Лидия заправила прядь волос за ухо.
– У папы когда-то был джип, машина оказалась неудачной, постоянно ломалась. Он ее продал. Потом мытари потребовали налог за внедорожник. Отец показал документы, что тот ему уже не принадлежит. Ему пообещали удалить сведения о машине из своих документов. И лет десять потом каждый год повторялось одно и то же: приходит квитанция, папа едет в инспекцию, там ему дают честное слово: «Удалим сведения о машине из ваших обязательств». Через двенадцать месяцев все повторяется добуквенно! Думаю, с двухкомнатной квартирой и избой было как с тем джипом. Все давно продали, а по документам они до сих пор числятся за отцом.

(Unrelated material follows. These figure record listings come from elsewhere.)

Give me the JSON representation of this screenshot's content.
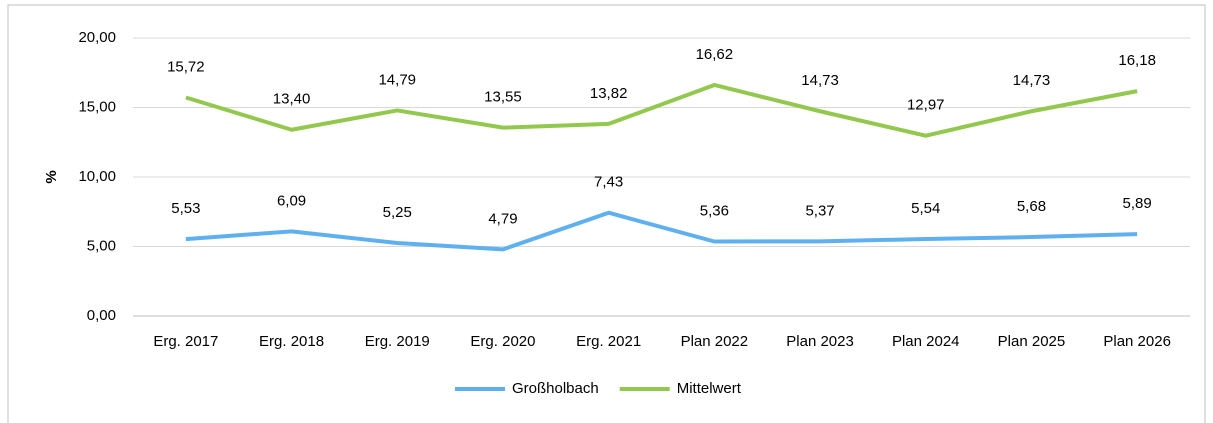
{
  "chart_data": {
    "type": "line",
    "y_label": "%",
    "categories": [
      "Erg. 2017",
      "Erg. 2018",
      "Erg. 2019",
      "Erg. 2020",
      "Erg. 2021",
      "Plan 2022",
      "Plan 2023",
      "Plan 2024",
      "Plan 2025",
      "Plan 2026"
    ],
    "series": [
      {
        "name": "Großholbach",
        "color": "#5fb0ee",
        "values": [
          5.53,
          6.09,
          5.25,
          4.79,
          7.43,
          5.36,
          5.37,
          5.54,
          5.68,
          5.89
        ],
        "value_labels": [
          "5,53",
          "6,09",
          "5,25",
          "4,79",
          "7,43",
          "5,36",
          "5,37",
          "5,54",
          "5,68",
          "5,89"
        ]
      },
      {
        "name": "Mittelwert",
        "color": "#92c84e",
        "values": [
          15.72,
          13.4,
          14.79,
          13.55,
          13.82,
          16.62,
          14.73,
          12.97,
          14.73,
          16.18
        ],
        "value_labels": [
          "15,72",
          "13,40",
          "14,79",
          "13,55",
          "13,82",
          "16,62",
          "14,73",
          "12,97",
          "14,73",
          "16,18"
        ]
      }
    ],
    "ylim": [
      0,
      20
    ],
    "yticks": [
      {
        "value": 0,
        "label": "0,00"
      },
      {
        "value": 5,
        "label": "5,00"
      },
      {
        "value": 10,
        "label": "10,00"
      },
      {
        "value": 15,
        "label": "15,00"
      },
      {
        "value": 20,
        "label": "20,00"
      }
    ],
    "grid": true,
    "legend": "bottom"
  }
}
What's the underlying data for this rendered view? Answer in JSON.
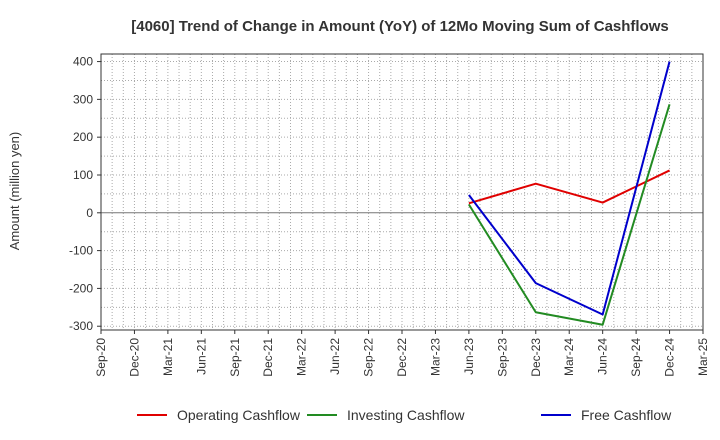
{
  "chart_data": {
    "type": "line",
    "title": "[4060]  Trend of Change in Amount (YoY) of 12Mo Moving Sum of Cashflows",
    "xlabel": "",
    "ylabel": "Amount (million yen)",
    "ylim": [
      -310,
      420
    ],
    "yticks": [
      400,
      300,
      200,
      100,
      0,
      -100,
      -200,
      -300
    ],
    "categories": [
      "Sep-20",
      "Dec-20",
      "Mar-21",
      "Jun-21",
      "Sep-21",
      "Dec-21",
      "Mar-22",
      "Jun-22",
      "Sep-22",
      "Dec-22",
      "Mar-23",
      "Jun-23",
      "Sep-23",
      "Dec-23",
      "Mar-24",
      "Jun-24",
      "Sep-24",
      "Dec-24",
      "Mar-25"
    ],
    "series": [
      {
        "name": "Operating Cashflow",
        "color": "#e00000",
        "values": [
          null,
          null,
          null,
          null,
          null,
          null,
          null,
          null,
          null,
          null,
          null,
          25,
          null,
          77,
          null,
          27,
          null,
          112,
          null
        ]
      },
      {
        "name": "Investing Cashflow",
        "color": "#228b22",
        "values": [
          null,
          null,
          null,
          null,
          null,
          null,
          null,
          null,
          null,
          null,
          null,
          22,
          null,
          -263,
          null,
          -296,
          null,
          287,
          null
        ]
      },
      {
        "name": "Free Cashflow",
        "color": "#0000cc",
        "values": [
          null,
          null,
          null,
          null,
          null,
          null,
          null,
          null,
          null,
          null,
          null,
          47,
          null,
          -186,
          null,
          -269,
          null,
          400,
          null
        ]
      }
    ],
    "grid": true,
    "legend": "bottom"
  }
}
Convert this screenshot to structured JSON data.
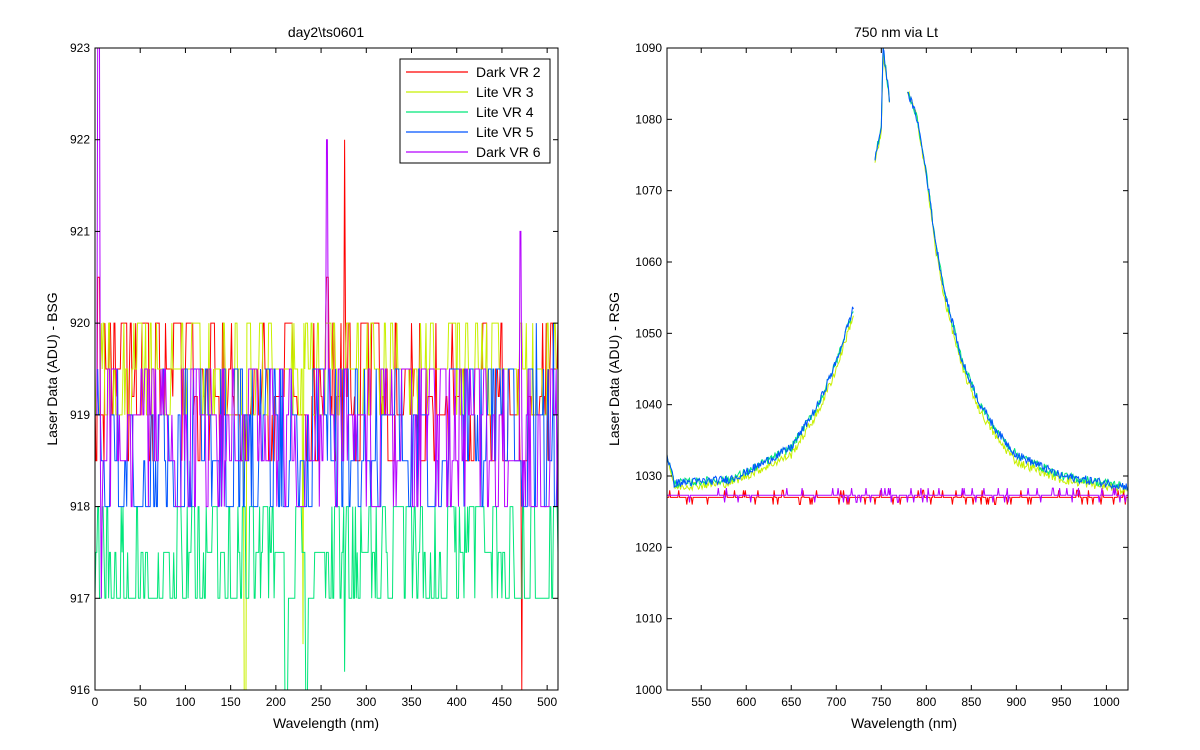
{
  "colors": {
    "series": [
      "#ff0000",
      "#c8f000",
      "#00e67a",
      "#0055ff",
      "#b400ff"
    ],
    "axes": "#000000",
    "background": "#ffffff"
  },
  "chart_data": [
    {
      "type": "line",
      "title": "day2\\ts0601",
      "xlabel": "Wavelength (nm)",
      "ylabel": "Laser Data (ADU) - BSG",
      "xlim": [
        0,
        512
      ],
      "ylim": [
        916,
        923
      ],
      "xticks": [
        0,
        50,
        100,
        150,
        200,
        250,
        300,
        350,
        400,
        450,
        500
      ],
      "yticks": [
        916,
        917,
        918,
        919,
        920,
        921,
        922,
        923
      ],
      "grid": false,
      "legend_position": "top-right",
      "series": [
        {
          "name": "Dark VR 2",
          "baseline": 919.2,
          "alt": [
            919.5,
            920,
            918.5,
            919
          ],
          "note_spikes": [
            [
              3,
              920.5
            ],
            [
              256,
              920.5
            ],
            [
              276,
              922
            ],
            [
              472,
              916
            ]
          ],
          "range": [
            0,
            512
          ]
        },
        {
          "name": "Lite VR 3",
          "baseline": 919.5,
          "alt": [
            920,
            919,
            919.5
          ],
          "note_spikes": [
            [
              165,
              916
            ],
            [
              230,
              916.5
            ]
          ],
          "range": [
            0,
            512
          ]
        },
        {
          "name": "Lite VR 4",
          "baseline": 917,
          "alt": [
            917.5,
            918,
            917
          ],
          "note_spikes": [
            [
              210,
              916
            ],
            [
              233,
              916
            ],
            [
              276,
              916.2
            ]
          ],
          "range": [
            0,
            512
          ]
        },
        {
          "name": "Lite VR 5",
          "baseline": 919,
          "alt": [
            918.5,
            919.5,
            918
          ],
          "note_spikes": [
            [
              488,
              920
            ],
            [
              507,
              920
            ]
          ],
          "range": [
            0,
            512
          ]
        },
        {
          "name": "Dark VR 6",
          "baseline": 919,
          "alt": [
            918.5,
            918,
            919.5
          ],
          "note_spikes": [
            [
              3,
              923
            ],
            [
              7,
              917
            ],
            [
              256,
              922
            ],
            [
              470,
              921
            ]
          ],
          "range": [
            0,
            512
          ]
        }
      ]
    },
    {
      "type": "line",
      "title": "750 nm via Lt",
      "xlabel": "Wavelength (nm)",
      "ylabel": "Laser Data (ADU) - RSG",
      "xlim": [
        512,
        1024
      ],
      "ylim": [
        1000,
        1090
      ],
      "xticks": [
        550,
        600,
        650,
        700,
        750,
        800,
        850,
        900,
        950,
        1000
      ],
      "yticks": [
        1000,
        1010,
        1020,
        1030,
        1040,
        1050,
        1060,
        1070,
        1080,
        1090
      ],
      "grid": false,
      "legend_position": "none",
      "series": [
        {
          "name": "Dark VR 2",
          "baseline": 1027,
          "noise": 1
        },
        {
          "name": "Lite VR 3",
          "peak_profile": [
            [
              512,
              1033
            ],
            [
              520,
              1028.5
            ],
            [
              580,
              1029
            ],
            [
              600,
              1030
            ],
            [
              650,
              1033
            ],
            [
              680,
              1039
            ],
            [
              700,
              1045
            ],
            [
              720,
              1053
            ],
            [
              721,
              null
            ],
            [
              742,
              null
            ],
            [
              743,
              1074
            ],
            [
              750,
              1078
            ],
            [
              752,
              1089
            ],
            [
              760,
              1082
            ],
            [
              761,
              null
            ],
            [
              778,
              null
            ],
            [
              779,
              1084
            ],
            [
              790,
              1080
            ],
            [
              800,
              1072
            ],
            [
              810,
              1062
            ],
            [
              820,
              1055
            ],
            [
              840,
              1045
            ],
            [
              860,
              1039
            ],
            [
              880,
              1035
            ],
            [
              900,
              1032
            ],
            [
              950,
              1029.5
            ],
            [
              1000,
              1028.5
            ],
            [
              1024,
              1028
            ]
          ]
        },
        {
          "name": "Lite VR 4",
          "peak_profile": [
            [
              512,
              1033
            ],
            [
              520,
              1029
            ],
            [
              580,
              1029.5
            ],
            [
              600,
              1030.5
            ],
            [
              650,
              1034
            ],
            [
              680,
              1040
            ],
            [
              700,
              1046
            ],
            [
              720,
              1054
            ],
            [
              721,
              null
            ],
            [
              742,
              null
            ],
            [
              743,
              1074.5
            ],
            [
              750,
              1079
            ],
            [
              752,
              1090
            ],
            [
              760,
              1082
            ],
            [
              761,
              null
            ],
            [
              778,
              null
            ],
            [
              779,
              1084
            ],
            [
              790,
              1080
            ],
            [
              800,
              1072.5
            ],
            [
              810,
              1063
            ],
            [
              820,
              1056
            ],
            [
              840,
              1046
            ],
            [
              860,
              1040
            ],
            [
              880,
              1036
            ],
            [
              900,
              1033
            ],
            [
              950,
              1030
            ],
            [
              1000,
              1029
            ],
            [
              1024,
              1028.5
            ]
          ]
        },
        {
          "name": "Lite VR 5",
          "peak_profile": [
            [
              512,
              1033
            ],
            [
              520,
              1029
            ],
            [
              580,
              1029.5
            ],
            [
              600,
              1030.5
            ],
            [
              650,
              1034
            ],
            [
              680,
              1040
            ],
            [
              700,
              1046
            ],
            [
              720,
              1054
            ],
            [
              721,
              null
            ],
            [
              742,
              null
            ],
            [
              743,
              1074.5
            ],
            [
              750,
              1079
            ],
            [
              752,
              1090
            ],
            [
              760,
              1082
            ],
            [
              761,
              null
            ],
            [
              778,
              null
            ],
            [
              779,
              1084
            ],
            [
              790,
              1080
            ],
            [
              800,
              1072.5
            ],
            [
              810,
              1063
            ],
            [
              820,
              1056
            ],
            [
              840,
              1046
            ],
            [
              860,
              1040
            ],
            [
              880,
              1036
            ],
            [
              900,
              1033
            ],
            [
              950,
              1030
            ],
            [
              1000,
              1029
            ],
            [
              1024,
              1028.5
            ]
          ]
        },
        {
          "name": "Dark VR 6",
          "baseline": 1027.3,
          "noise": 1
        }
      ]
    }
  ]
}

Мы поговорили еще некоторое время, потом я дал клиентке на подпись договор и предупредил:
– Он типовой.
– Хорошо, – согласилась Алексеева, – но я хочу, чтобы вы в него внесли пункт: детектив каждый вечер должен делиться со мной информацией о том, как идет расследование.
– Обычно мы этого не делаем, – пробормотал я, – но желание клиента закон. Сейчас внесем, но добавим еще: «Передача сведений о ходе расследования третьим лицам запрещается. Информация предназначена исключительно для Лидии Петровны Алексеевой».
– Нет проблем, – улыбнулась Лидия, – я не болтлива, не хочу мешать вашей работе и никому не собираюсь сообщать, что наняла вас. Просто я очень нервничаю, поэтому такая просьба.
– Это понятно, – согласился я.
Когда Лидия ушла, я спросил у Бори:
– Что-то нашли?
– Дом в Копытине числится за Петром Ильичом, – объяснил Боря. – А вот квартира на Миркина подарена Владимиру Николаевичу Панину. Она принадлежала Веронике Владимировне. До того, как выйти замуж за Алексеева, она состояла в браке с Николаем Михайловичем Паниным, от него родила мальчика. Штамп в паспорте у нее появился в семнадцать лет, еще при советской власти. Наверное, родители Ники дали разрешение на брак. Думаю, они знали, что дочь беременна. Владимир появился на свет через шесть месяцев после свадьбы. Николай Михайлович был значительно старше жены, ему во время похода в загс было за пятьдесят.
– Неравный брак, – кивнул я. – Молодость в обмен на обеспеченность. Значит, у Лидии есть брат?
– Единоутробный, – подчеркнул Борис. – Вероника овдовела, когда сын вступил в подростковый возраст, вдова неприлично быстро после похорон вышла замуж второй раз и через несколько месяцев умерла в родах.
– Значит, Лидия не точно знает судьбу биологической матери. Нам она сказала, что Вероника скончалась, когда ей, новорожденной, был примерно месяц.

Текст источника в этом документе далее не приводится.